Dive Brief:
- Oscar Mayer is calling attention to gender disparity in Hollywood with ads and a social media campaign around the Academy Awards this weekend, according to news emailed to Marketing Dive.
- The Kraft Heinz brand purchased digital out-of-home placements near the Dolby Theater, where the Oscars are hosted. Locations include Madame Tussauds, TCL Chinese Theatre and Cinegrill Hollywood. Additionally, the packaged foods marketer is deploying two Wienermobiles in the neighborhood, sporting custom wraps that reinforce the advantages that "directors with wieners" have, per the announcement.
- On social media, Oscar Mayer will broadcast a similar tongue-in-cheek message while sharing details on a new gender parity pledge that is part of the larger "Keep it Oscar" positioning the brand introduced last year.
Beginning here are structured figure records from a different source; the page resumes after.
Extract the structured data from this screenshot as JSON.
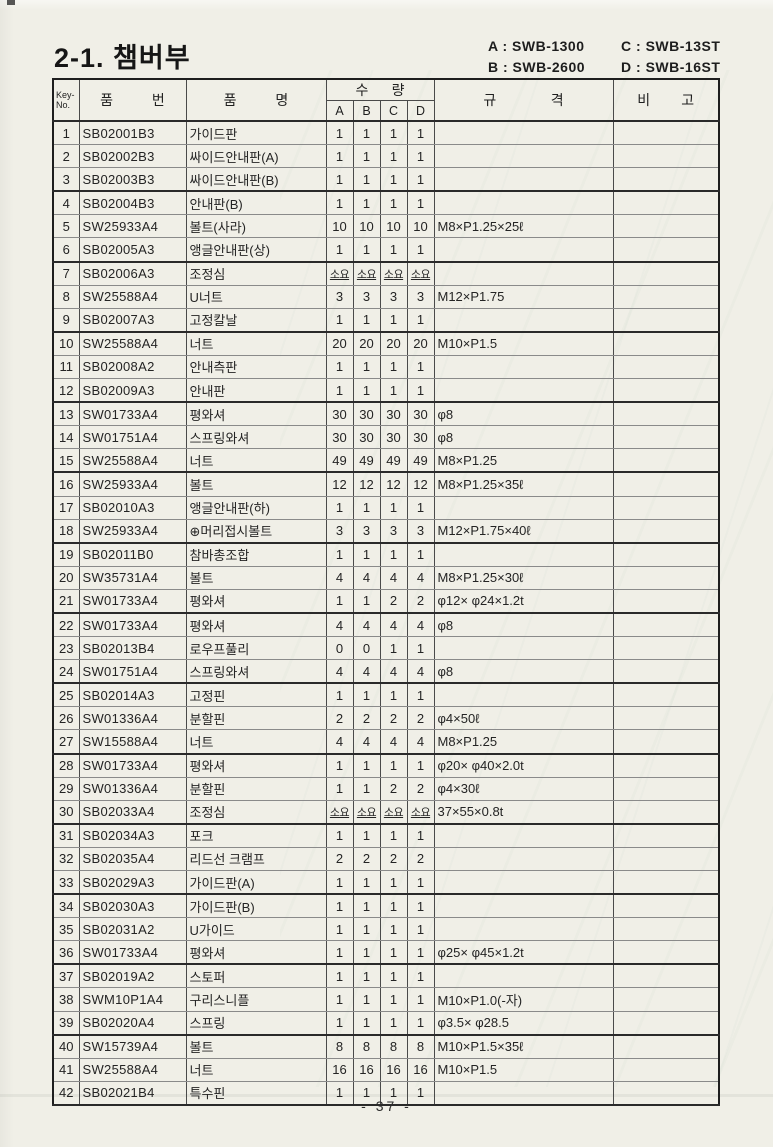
{
  "page": {
    "title": "2-1. 챔버부",
    "page_number": "- 37 -",
    "legend": [
      "A : SWB-1300",
      "B : SWB-2600",
      "C : SWB-13ST",
      "D : SWB-16ST"
    ]
  },
  "table": {
    "headers": {
      "key_no": "Key-\nNo.",
      "part_no": "품          번",
      "part_name": "품          명",
      "qty": "수      량",
      "qty_cols": [
        "A",
        "B",
        "C",
        "D"
      ],
      "spec": "규              격",
      "remarks": "비        고"
    },
    "rows": [
      {
        "no": "1",
        "part_no": "SB02001B3",
        "name": "가이드판",
        "qty": [
          "1",
          "1",
          "1",
          "1"
        ],
        "spec": "",
        "remark": ""
      },
      {
        "no": "2",
        "part_no": "SB02002B3",
        "name": "싸이드안내판(A)",
        "qty": [
          "1",
          "1",
          "1",
          "1"
        ],
        "spec": "",
        "remark": ""
      },
      {
        "no": "3",
        "part_no": "SB02003B3",
        "name": "싸이드안내판(B)",
        "qty": [
          "1",
          "1",
          "1",
          "1"
        ],
        "spec": "",
        "remark": ""
      },
      {
        "no": "4",
        "part_no": "SB02004B3",
        "name": "안내판(B)",
        "qty": [
          "1",
          "1",
          "1",
          "1"
        ],
        "spec": "",
        "remark": ""
      },
      {
        "no": "5",
        "part_no": "SW25933A4",
        "name": "볼트(사라)",
        "qty": [
          "10",
          "10",
          "10",
          "10"
        ],
        "spec": "M8×P1.25×25ℓ",
        "remark": ""
      },
      {
        "no": "6",
        "part_no": "SB02005A3",
        "name": "앵글안내판(상)",
        "qty": [
          "1",
          "1",
          "1",
          "1"
        ],
        "spec": "",
        "remark": ""
      },
      {
        "no": "7",
        "part_no": "SB02006A3",
        "name": "조정심",
        "qty": [
          "소요",
          "소요",
          "소요",
          "소요"
        ],
        "spec": "",
        "remark": ""
      },
      {
        "no": "8",
        "part_no": "SW25588A4",
        "name": "U너트",
        "qty": [
          "3",
          "3",
          "3",
          "3"
        ],
        "spec": "M12×P1.75",
        "remark": ""
      },
      {
        "no": "9",
        "part_no": "SB02007A3",
        "name": "고정칼날",
        "qty": [
          "1",
          "1",
          "1",
          "1"
        ],
        "spec": "",
        "remark": ""
      },
      {
        "no": "10",
        "part_no": "SW25588A4",
        "name": "너트",
        "qty": [
          "20",
          "20",
          "20",
          "20"
        ],
        "spec": "M10×P1.5",
        "remark": ""
      },
      {
        "no": "11",
        "part_no": "SB02008A2",
        "name": "안내측판",
        "qty": [
          "1",
          "1",
          "1",
          "1"
        ],
        "spec": "",
        "remark": ""
      },
      {
        "no": "12",
        "part_no": "SB02009A3",
        "name": "안내판",
        "qty": [
          "1",
          "1",
          "1",
          "1"
        ],
        "spec": "",
        "remark": ""
      },
      {
        "no": "13",
        "part_no": "SW01733A4",
        "name": "평와셔",
        "qty": [
          "30",
          "30",
          "30",
          "30"
        ],
        "spec": "φ8",
        "remark": ""
      },
      {
        "no": "14",
        "part_no": "SW01751A4",
        "name": "스프링와셔",
        "qty": [
          "30",
          "30",
          "30",
          "30"
        ],
        "spec": "φ8",
        "remark": ""
      },
      {
        "no": "15",
        "part_no": "SW25588A4",
        "name": "너트",
        "qty": [
          "49",
          "49",
          "49",
          "49"
        ],
        "spec": "M8×P1.25",
        "remark": ""
      },
      {
        "no": "16",
        "part_no": "SW25933A4",
        "name": "볼트",
        "qty": [
          "12",
          "12",
          "12",
          "12"
        ],
        "spec": "M8×P1.25×35ℓ",
        "remark": ""
      },
      {
        "no": "17",
        "part_no": "SB02010A3",
        "name": "앵글안내판(하)",
        "qty": [
          "1",
          "1",
          "1",
          "1"
        ],
        "spec": "",
        "remark": ""
      },
      {
        "no": "18",
        "part_no": "SW25933A4",
        "name": "⊕머리접시볼트",
        "qty": [
          "3",
          "3",
          "3",
          "3"
        ],
        "spec": "M12×P1.75×40ℓ",
        "remark": ""
      },
      {
        "no": "19",
        "part_no": "SB02011B0",
        "name": "참바총조합",
        "qty": [
          "1",
          "1",
          "1",
          "1"
        ],
        "spec": "",
        "remark": ""
      },
      {
        "no": "20",
        "part_no": "SW35731A4",
        "name": "볼트",
        "qty": [
          "4",
          "4",
          "4",
          "4"
        ],
        "spec": "M8×P1.25×30ℓ",
        "remark": ""
      },
      {
        "no": "21",
        "part_no": "SW01733A4",
        "name": "평와셔",
        "qty": [
          "1",
          "1",
          "2",
          "2"
        ],
        "spec": "φ12× φ24×1.2t",
        "remark": ""
      },
      {
        "no": "22",
        "part_no": "SW01733A4",
        "name": "평와셔",
        "qty": [
          "4",
          "4",
          "4",
          "4"
        ],
        "spec": "φ8",
        "remark": ""
      },
      {
        "no": "23",
        "part_no": "SB02013B4",
        "name": "로우프풀리",
        "qty": [
          "0",
          "0",
          "1",
          "1"
        ],
        "spec": "",
        "remark": ""
      },
      {
        "no": "24",
        "part_no": "SW01751A4",
        "name": "스프링와셔",
        "qty": [
          "4",
          "4",
          "4",
          "4"
        ],
        "spec": "φ8",
        "remark": ""
      },
      {
        "no": "25",
        "part_no": "SB02014A3",
        "name": "고정핀",
        "qty": [
          "1",
          "1",
          "1",
          "1"
        ],
        "spec": "",
        "remark": ""
      },
      {
        "no": "26",
        "part_no": "SW01336A4",
        "name": "분할핀",
        "qty": [
          "2",
          "2",
          "2",
          "2"
        ],
        "spec": "φ4×50ℓ",
        "remark": ""
      },
      {
        "no": "27",
        "part_no": "SW15588A4",
        "name": "너트",
        "qty": [
          "4",
          "4",
          "4",
          "4"
        ],
        "spec": "M8×P1.25",
        "remark": ""
      },
      {
        "no": "28",
        "part_no": "SW01733A4",
        "name": "평와셔",
        "qty": [
          "1",
          "1",
          "1",
          "1"
        ],
        "spec": "φ20× φ40×2.0t",
        "remark": ""
      },
      {
        "no": "29",
        "part_no": "SW01336A4",
        "name": "분할핀",
        "qty": [
          "1",
          "1",
          "2",
          "2"
        ],
        "spec": "φ4×30ℓ",
        "remark": ""
      },
      {
        "no": "30",
        "part_no": "SB02033A4",
        "name": "조정심",
        "qty": [
          "소요",
          "소요",
          "소요",
          "소요"
        ],
        "spec": "37×55×0.8t",
        "remark": ""
      },
      {
        "no": "31",
        "part_no": "SB02034A3",
        "name": "포크",
        "qty": [
          "1",
          "1",
          "1",
          "1"
        ],
        "spec": "",
        "remark": ""
      },
      {
        "no": "32",
        "part_no": "SB02035A4",
        "name": "리드선 크램프",
        "qty": [
          "2",
          "2",
          "2",
          "2"
        ],
        "spec": "",
        "remark": ""
      },
      {
        "no": "33",
        "part_no": "SB02029A3",
        "name": "가이드판(A)",
        "qty": [
          "1",
          "1",
          "1",
          "1"
        ],
        "spec": "",
        "remark": ""
      },
      {
        "no": "34",
        "part_no": "SB02030A3",
        "name": "가이드판(B)",
        "qty": [
          "1",
          "1",
          "1",
          "1"
        ],
        "spec": "",
        "remark": ""
      },
      {
        "no": "35",
        "part_no": "SB02031A2",
        "name": "U가이드",
        "qty": [
          "1",
          "1",
          "1",
          "1"
        ],
        "spec": "",
        "remark": ""
      },
      {
        "no": "36",
        "part_no": "SW01733A4",
        "name": "평와셔",
        "qty": [
          "1",
          "1",
          "1",
          "1"
        ],
        "spec": "φ25× φ45×1.2t",
        "remark": ""
      },
      {
        "no": "37",
        "part_no": "SB02019A2",
        "name": "스토퍼",
        "qty": [
          "1",
          "1",
          "1",
          "1"
        ],
        "spec": "",
        "remark": ""
      },
      {
        "no": "38",
        "part_no": "SWM10P1A4",
        "name": "구리스니플",
        "qty": [
          "1",
          "1",
          "1",
          "1"
        ],
        "spec": "M10×P1.0(-자)",
        "remark": ""
      },
      {
        "no": "39",
        "part_no": "SB02020A4",
        "name": "스프링",
        "qty": [
          "1",
          "1",
          "1",
          "1"
        ],
        "spec": "φ3.5× φ28.5",
        "remark": ""
      },
      {
        "no": "40",
        "part_no": "SW15739A4",
        "name": "볼트",
        "qty": [
          "8",
          "8",
          "8",
          "8"
        ],
        "spec": "M10×P1.5×35ℓ",
        "remark": ""
      },
      {
        "no": "41",
        "part_no": "SW25588A4",
        "name": "너트",
        "qty": [
          "16",
          "16",
          "16",
          "16"
        ],
        "spec": "M10×P1.5",
        "remark": ""
      },
      {
        "no": "42",
        "part_no": "SB02021B4",
        "name": "특수핀",
        "qty": [
          "1",
          "1",
          "1",
          "1"
        ],
        "spec": "",
        "remark": ""
      }
    ]
  }
}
The label is committed to having at least half of its video content directed by women in 2022 and beyond.
Dive Insight:
Oscar Mayer is leveraging the Oscars this weekend to call out an enduring problem in Hollywood without sacrificing a focus on absurdist humor. The annual awards show frequently acts as a flashpoint for discourse around a lack of representation in the entertainment industry and among academy nominees. Jane Campion, the filmmaker behind one of this year's Oscar front-runners, "The Power of the Dog," is the first woman in history to be nominated twice for best director.
In copy attached to the campaign, Oscar Mayer cited the statistic that "directors with wieners are 46x more likely to win than women," which is derived from The Academy's own awards database, a spokesperson said. Whether consumers will be receptive to a brand like Oscar Mayer tackling sensitive subject matters with a flip attitude remains to be seen.
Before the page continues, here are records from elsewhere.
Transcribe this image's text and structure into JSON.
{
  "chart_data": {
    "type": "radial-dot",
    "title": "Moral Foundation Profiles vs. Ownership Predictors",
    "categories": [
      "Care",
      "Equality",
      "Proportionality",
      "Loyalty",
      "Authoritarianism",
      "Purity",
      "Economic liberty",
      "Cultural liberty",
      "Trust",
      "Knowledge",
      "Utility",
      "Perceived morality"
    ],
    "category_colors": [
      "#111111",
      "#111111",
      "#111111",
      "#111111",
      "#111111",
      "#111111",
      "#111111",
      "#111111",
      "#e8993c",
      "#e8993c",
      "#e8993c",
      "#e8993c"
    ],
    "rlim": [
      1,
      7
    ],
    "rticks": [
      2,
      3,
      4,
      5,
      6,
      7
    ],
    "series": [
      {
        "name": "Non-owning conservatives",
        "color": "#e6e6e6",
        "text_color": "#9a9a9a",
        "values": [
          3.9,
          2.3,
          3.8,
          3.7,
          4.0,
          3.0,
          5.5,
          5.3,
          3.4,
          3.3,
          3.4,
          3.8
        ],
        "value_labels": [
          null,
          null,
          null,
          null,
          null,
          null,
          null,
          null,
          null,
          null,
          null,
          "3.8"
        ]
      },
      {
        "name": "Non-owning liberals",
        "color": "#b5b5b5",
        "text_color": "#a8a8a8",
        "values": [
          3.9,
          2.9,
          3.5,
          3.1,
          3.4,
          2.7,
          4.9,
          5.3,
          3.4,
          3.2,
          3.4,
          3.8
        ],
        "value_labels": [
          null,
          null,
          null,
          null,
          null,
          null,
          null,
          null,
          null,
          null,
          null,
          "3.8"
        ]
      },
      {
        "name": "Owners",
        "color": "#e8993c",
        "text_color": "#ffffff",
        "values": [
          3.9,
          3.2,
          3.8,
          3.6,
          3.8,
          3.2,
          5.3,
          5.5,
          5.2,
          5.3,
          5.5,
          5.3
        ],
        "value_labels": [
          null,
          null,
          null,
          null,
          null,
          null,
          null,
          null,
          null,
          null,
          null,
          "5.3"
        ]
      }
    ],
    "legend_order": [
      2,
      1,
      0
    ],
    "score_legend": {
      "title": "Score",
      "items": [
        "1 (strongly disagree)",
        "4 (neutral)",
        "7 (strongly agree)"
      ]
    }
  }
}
The deliberate pot-stirring could generate social media chatter for the packaged foods marketer regardless, while also serving as a launchpad for its own pledges around hiring more women to helm video content. Oscar Mayer is including all directors who identify as women as part of the initiative.
Oscar Mayer said it started putting a greater emphasis on diversity across all aspects of its business last year with the debut of "Keep it Oscar." The brand platform, its first major creative effort developed with agency of record Johannes Leonardo, has strayed from traditional storytelling in favor of marketing that is meant to evoke pop art. Earlier this year, Oscar Mayer sold face masks with the appearance of bologna as a way to mock self-care trends. The lunch meat-inspired products were made with beauty and skincare brand Seoul Mamas and sold on Amazon for a limited time.
The two-pronged approach of more culturally tuned-in marketing that's also purposeful aims to give Oscar Mayer a sales boost after years of standing as a laggard at Kraft Heinz. Several years ago, Kraft Heinz wrote down the value of its Kraft and Oscar Mayer brands by $15.4 billion.
Like many packaged foods companies, Kraft Heinz has felt the pinch of inflation and a chaotic supply chain in recent months. The company has mulled again hiking prices in the face of such pressures but is investing in "better creative and communication" to drive continued relevance with consumers, executives have said.